【初夢】風が騒がしい、な
マスター名:桐崎ふみお
シナリオ形態: イベント
EX
難易度: 普通
参加人数: 21人
サポート: 0人
リプレイ完成日時: 2014/01/18 21:56



■オープニング本文


 ※このシナリオは初夢シナリオです。オープニングは架空のものであり、ゲームの世界観に一切影響を与えません。

 遠くから聞こえる雷の音。鉛を溶かしたかのような雲は渦巻き見上げる人を無意味に不安へと駆り立てる。
「始ったか…」
 建設途中の電波塔、鉄骨の上に佇む男が呟いた。金きり声を上げ荒れ狂う風にコートがはためきまるで羽を広げた烏のようだ。
 男の視界に映る西の空は暗い。まるで今から起こる事を予見しているかのように。

 電波塔の工事現場を少女が一人走っていた。
「誰か…助けてっ」
 叫んだ声が空しくこだまする。少女は何者かから逃げていた。追いかけているモノの正体は少女にはわからない。
 頭があり腕があり足がある。パーツだけで見れば人間のようだ。しかし頭だけが肥大していたり、片腕だけが長かったりなど、どれもバランスがおかしかった。そしてなによりもそれらには外見がなかった。影が形なしたかのようなモノであった。
 転がっていた機材につまずき少女が転ぶ。
 それでも這って賢明に逃げる。しかし壁際に追い詰められてしまった。
「いやっ……」
 少女に向かって伸ばされる枯れた枝のような腕―それがいきなり霧散する。
「アヤカシがこんなとこまで出てるとはね…」
 消えた影人間の向こう、刀を手にした少年が立っていた。
「あーあ…これって時間外手当出るかなぁ」
 少年は欠伸を一つ噛み殺した。

「みーっつけた」
 双眼鏡を覗き込んでいたロリータファッションの少女が楽しげな声を上げる。
「アイツ、あんなとこにいたんだ」
 ポケットから取り出したロリポップキャンディの色はピンクと白のマーブル。イチゴミルク味。それを一舐め満足そうな笑みを浮かべる。
「ねぇ…アイツ、アタシが殺してもいい? いいよね…。だってアタシ、スペシャルだもん」
 少女が軽く床を蹴り、ビルから飛び降りた。

「…っと、失敗、失敗」
 いくつものモニターを前に眼鏡の青年は舌打ちをする。モニターに大きく表示される「ERROR」の赤い文字。
「まったく、面倒なことをさせるなよ」
 指は一時も休まる暇なくキーボードを叩く。新しい画面が開き、一軒意味の無い文字列がまさしく流れるようなスピードで表示されていく。
「よーし…良い子だ、俺に全部を見せてくれ」
 言葉と共にエンターキーを押し込んだ。

「飴の包み紙……っ」
 少年は屋上で紙を拾い上げる。苺がプリントされたものだ。途端浮かび上がる、様々なビジョン。
 ずきり、と右目の奥が鈍い痛みを訴えた。
「とうとうこの日が……来た、のか………」
 右目を押さえ呻く。

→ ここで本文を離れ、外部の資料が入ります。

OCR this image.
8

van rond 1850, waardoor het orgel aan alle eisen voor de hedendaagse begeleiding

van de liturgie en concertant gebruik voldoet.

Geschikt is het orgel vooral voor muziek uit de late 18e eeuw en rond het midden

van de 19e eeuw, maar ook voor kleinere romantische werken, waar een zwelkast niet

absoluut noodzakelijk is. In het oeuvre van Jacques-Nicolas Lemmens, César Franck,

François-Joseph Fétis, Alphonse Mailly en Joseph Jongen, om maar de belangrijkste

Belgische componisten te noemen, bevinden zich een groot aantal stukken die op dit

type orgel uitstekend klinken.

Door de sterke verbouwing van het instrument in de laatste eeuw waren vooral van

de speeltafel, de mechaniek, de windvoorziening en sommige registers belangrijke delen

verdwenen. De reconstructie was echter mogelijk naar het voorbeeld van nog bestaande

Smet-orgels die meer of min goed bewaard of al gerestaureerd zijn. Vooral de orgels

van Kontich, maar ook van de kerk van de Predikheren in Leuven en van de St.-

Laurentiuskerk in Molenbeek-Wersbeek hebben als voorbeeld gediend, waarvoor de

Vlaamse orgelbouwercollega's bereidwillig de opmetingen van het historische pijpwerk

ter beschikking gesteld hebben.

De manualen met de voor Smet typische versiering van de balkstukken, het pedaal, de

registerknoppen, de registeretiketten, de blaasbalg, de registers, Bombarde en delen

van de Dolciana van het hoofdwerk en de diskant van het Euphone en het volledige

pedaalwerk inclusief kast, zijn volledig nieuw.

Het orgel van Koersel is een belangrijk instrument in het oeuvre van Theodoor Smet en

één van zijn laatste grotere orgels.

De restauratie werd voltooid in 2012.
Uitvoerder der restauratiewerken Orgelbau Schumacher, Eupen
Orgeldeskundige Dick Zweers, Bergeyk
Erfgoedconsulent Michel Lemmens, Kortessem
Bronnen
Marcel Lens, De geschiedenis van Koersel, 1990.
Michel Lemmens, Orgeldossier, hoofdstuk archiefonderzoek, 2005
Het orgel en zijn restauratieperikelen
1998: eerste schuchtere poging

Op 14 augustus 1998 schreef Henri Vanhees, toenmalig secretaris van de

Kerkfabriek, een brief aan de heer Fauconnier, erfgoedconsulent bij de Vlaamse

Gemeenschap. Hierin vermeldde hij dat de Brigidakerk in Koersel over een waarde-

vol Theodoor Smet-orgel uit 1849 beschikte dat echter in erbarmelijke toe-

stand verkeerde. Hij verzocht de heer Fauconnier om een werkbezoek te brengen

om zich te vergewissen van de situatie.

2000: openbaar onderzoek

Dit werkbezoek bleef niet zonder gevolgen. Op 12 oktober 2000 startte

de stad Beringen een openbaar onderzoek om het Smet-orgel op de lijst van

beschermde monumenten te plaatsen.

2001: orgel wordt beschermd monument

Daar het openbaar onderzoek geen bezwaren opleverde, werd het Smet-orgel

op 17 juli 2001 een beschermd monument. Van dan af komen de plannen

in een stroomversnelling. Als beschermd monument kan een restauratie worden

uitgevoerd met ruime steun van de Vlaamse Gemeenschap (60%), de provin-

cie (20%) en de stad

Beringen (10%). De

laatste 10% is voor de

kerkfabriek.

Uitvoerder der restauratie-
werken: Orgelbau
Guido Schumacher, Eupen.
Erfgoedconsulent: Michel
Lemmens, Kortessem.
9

西の空が騒がしい。
「ちょっと、そろそろ授業が始るわよ」
 そんな空気を壊して屋上の扉が開かれる。
「委員長……」
「まったく、教室にいないと思ったら…ってどうしたの?」
「ごめん、委員長、先生に俺は腹痛で帰ったって伝えておいて」
 少年は驚く委員長の脇を走りぬけ、階段を降りていく。
「まだ、早すぎる……っ」

「まったくなんなのよ。元気そうでしたって先生に言って……え?!」
 委員長と呼ばれた少女の背後、いきなり立つコートの男。
「誰?! 勝手に学校……」
 男が手を翳すと少女が崩れ落ちる。崩れ落ちた少女の体を男が受け止めた。
「あぁ…問題ない。鍵は我々が手に入れた」

 裏通りにあるバー『天国への階段』。天国とは名ばかり、半地下にある薄汚れた店だ。
「此処は子供が来るところじゃねぇぞ」
 バーのマスターは新たな来客に無愛想にそう答えた。
「俺だって、こんなヤニ臭いとこには来たくなかったよ」
 やれやれ、と溜息混じりにカウンターにやってくるのは制服姿の少年だ。少年はコースターにペンを走らせる。
「………お前も思い出したのか……」
 マスターがそれを確認し溜息をついた。
「来な…」
 カウンター内側に少年を招き入れる。

「そうか……解った」
 男からの連絡を受けた青年は唇に笑みを浮かべた。
 真下に広がる風景を見下ろし腕を広げる。
「さあ、我らが王はすぐそこまできている……! 王のために新しい世界を作り出そうじゃないか」


■参加者一覧
/ 六条 雪巳(ia0179) / 朧楼月 天忌(ia0291) / 柚乃(ia0638) / 佐上 久野都(ia0826) / 秋霜夜(ia0979) / 礼野 真夢紀(ia1144) / ニノン(ia9578) / エルディン・バウアー(ib0066) / シャルル・エヴァンス(ib0102) / 不破 颯(ib0495) / 岩宿 太郎(ib0852) / 尾花 朔(ib1268) / リンスガルト・ギーベリ(ib5184) / リィムナ・ピサレット(ib5201) / 玖雀(ib6816) / 落花(ib9561) / 何 静花(ib9584) / 庵治 秀影(ic0738) / 奏 みやつき(ic0952) / 葛野 凛(ic1053) / フルール・リ・フルーフ(ic1218


■リプレイ本文


 そこはαでありΩである。全てが有り何も無い。
 黄金に輝く竜が目を覚ます。
「リンスちゃん、おはよう」
 虚空から一人の少女が姿を現した。名はリィムナ・ピサレット(ib5201)。元は人間の魔術師であったが黄金竜と出会い人を捨てた。竜の恋人、半身といっても良い。
 竜が身を震わせ金髪の少女へと姿を変える。出会った時の姿。リンスガルト・ギーベリ(ib5184)という少女の姿であった。
「妾はあらゆる宇宙の世界の次元の終わりと始まりを見てきた」
 リンスガルトは存在する全ての理を内包する理の竜だ。
「そして今、かの地に特異点が生じ数千、数億、数兆の多元宇宙を巻き込んで消失するのじゃ…」
 リンスガルトの手の中に映し出されるのは地球。
「へぇ、あの宇宙のあの惑星で特異点か…」
 既に次元の剥落が始まっているのが見える。
「流石に被害が大きいし止めに行こう。リンスちゃんと久しぶりにデートだよ」
 リィムナがリンスガルトに手を取る
 繋いだ手に笑みを交わす二人。
 彼女達は神以上の気まぐれさで世界に干渉する。


 神楽市はここ十年ほどで一気に都市化が進んだ。分厚い鉛色雲が街を覆っている。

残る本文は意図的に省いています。